Fernández se resistió a exponer la frágil economía de Argentina, golpeada por tres años de recesión e inflación de dos dígitos, a una mayor competencia extranjera. Las tensiones entre los reformadores del Mercosur y los defensores del statu quo desencadenaron un momento incómodo en marzo cuando Fernández sugirió que Uruguay debería abandonar el Mercosur si no estaba contento.

Además, es la laxa protección de Brasil de la selva amazónica, no los instintos proteccionistas en Buenos Aires, lo que está frenando el histórico acuerdo de libre comercio que el Mercosur y la Unión Europea cerraron hace dos años.
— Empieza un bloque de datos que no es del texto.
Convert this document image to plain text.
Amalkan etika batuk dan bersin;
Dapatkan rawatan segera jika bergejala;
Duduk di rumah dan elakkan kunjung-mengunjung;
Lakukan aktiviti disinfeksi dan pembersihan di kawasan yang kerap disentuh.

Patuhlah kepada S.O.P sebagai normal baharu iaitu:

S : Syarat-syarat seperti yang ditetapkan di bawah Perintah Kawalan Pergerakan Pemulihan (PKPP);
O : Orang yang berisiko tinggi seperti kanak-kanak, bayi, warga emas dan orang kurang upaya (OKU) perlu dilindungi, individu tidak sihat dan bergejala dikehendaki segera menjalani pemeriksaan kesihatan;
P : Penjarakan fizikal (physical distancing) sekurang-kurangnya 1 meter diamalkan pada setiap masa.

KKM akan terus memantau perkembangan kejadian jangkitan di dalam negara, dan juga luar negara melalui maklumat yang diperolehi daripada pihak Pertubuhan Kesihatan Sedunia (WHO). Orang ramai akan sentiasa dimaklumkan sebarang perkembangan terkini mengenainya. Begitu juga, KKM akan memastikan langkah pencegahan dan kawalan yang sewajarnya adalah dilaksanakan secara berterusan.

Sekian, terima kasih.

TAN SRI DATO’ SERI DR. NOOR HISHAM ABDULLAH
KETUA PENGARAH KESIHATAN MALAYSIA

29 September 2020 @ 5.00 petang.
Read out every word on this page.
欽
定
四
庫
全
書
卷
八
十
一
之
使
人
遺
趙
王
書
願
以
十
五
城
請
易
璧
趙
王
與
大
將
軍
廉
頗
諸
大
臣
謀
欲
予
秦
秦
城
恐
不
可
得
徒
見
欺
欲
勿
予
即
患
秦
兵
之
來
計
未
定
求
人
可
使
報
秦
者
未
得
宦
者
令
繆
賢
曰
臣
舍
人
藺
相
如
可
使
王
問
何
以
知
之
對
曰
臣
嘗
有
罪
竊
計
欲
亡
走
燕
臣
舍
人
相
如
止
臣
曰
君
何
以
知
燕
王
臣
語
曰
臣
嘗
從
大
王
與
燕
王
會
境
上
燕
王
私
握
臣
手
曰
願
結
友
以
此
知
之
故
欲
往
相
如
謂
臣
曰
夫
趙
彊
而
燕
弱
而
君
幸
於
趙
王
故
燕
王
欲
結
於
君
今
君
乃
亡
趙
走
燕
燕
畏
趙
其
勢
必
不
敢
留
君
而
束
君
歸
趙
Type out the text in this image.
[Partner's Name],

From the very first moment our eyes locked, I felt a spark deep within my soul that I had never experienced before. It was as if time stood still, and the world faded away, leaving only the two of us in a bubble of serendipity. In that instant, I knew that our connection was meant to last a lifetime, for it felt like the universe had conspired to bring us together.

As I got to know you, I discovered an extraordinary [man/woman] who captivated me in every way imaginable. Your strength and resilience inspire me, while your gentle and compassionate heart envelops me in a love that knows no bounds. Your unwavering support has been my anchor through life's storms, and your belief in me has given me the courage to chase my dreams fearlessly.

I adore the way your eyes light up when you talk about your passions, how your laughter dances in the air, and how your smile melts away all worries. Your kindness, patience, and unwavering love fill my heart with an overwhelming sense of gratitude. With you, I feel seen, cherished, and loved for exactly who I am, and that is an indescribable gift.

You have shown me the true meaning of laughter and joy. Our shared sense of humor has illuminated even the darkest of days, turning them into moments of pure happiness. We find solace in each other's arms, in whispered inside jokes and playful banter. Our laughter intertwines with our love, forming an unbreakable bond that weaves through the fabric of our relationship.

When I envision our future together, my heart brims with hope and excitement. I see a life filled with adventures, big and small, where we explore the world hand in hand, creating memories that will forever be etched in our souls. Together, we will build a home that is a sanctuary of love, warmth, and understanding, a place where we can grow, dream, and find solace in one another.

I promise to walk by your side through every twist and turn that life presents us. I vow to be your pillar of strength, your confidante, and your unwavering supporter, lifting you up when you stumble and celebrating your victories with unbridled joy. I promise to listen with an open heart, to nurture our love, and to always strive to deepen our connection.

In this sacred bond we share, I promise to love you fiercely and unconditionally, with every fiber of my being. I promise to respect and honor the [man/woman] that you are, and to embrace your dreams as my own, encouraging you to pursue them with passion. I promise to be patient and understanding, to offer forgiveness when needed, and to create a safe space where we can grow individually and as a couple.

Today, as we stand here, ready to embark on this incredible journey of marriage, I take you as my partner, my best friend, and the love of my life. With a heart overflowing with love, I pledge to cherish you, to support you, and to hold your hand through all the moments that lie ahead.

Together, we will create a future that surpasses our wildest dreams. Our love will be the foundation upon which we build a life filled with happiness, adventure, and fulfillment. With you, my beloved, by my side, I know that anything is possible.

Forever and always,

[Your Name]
La UE se niega a firmar, y mucho menos a ratificar, el acuerdo hasta que Mercosur aborde sus preocupaciones ambientales.

Uruguay, por su parte, está ansioso por ganar nuevos mercados para productos básicos como la soja, la carne vacuna, los lácteos y los productos forestales que constituyen el grueso de sus exportaciones. El periódico local Búsqueda informó el jueves, citando fuentes gubernamentales no identificadas, que la Administración está buscando un acuerdo de libre comercio con China.

“Vamos a tener relaciones comerciales con China tanto como sea posible”, dijo Lacalle Pou durante el Foro de Libertad de América Latina el mes pasado.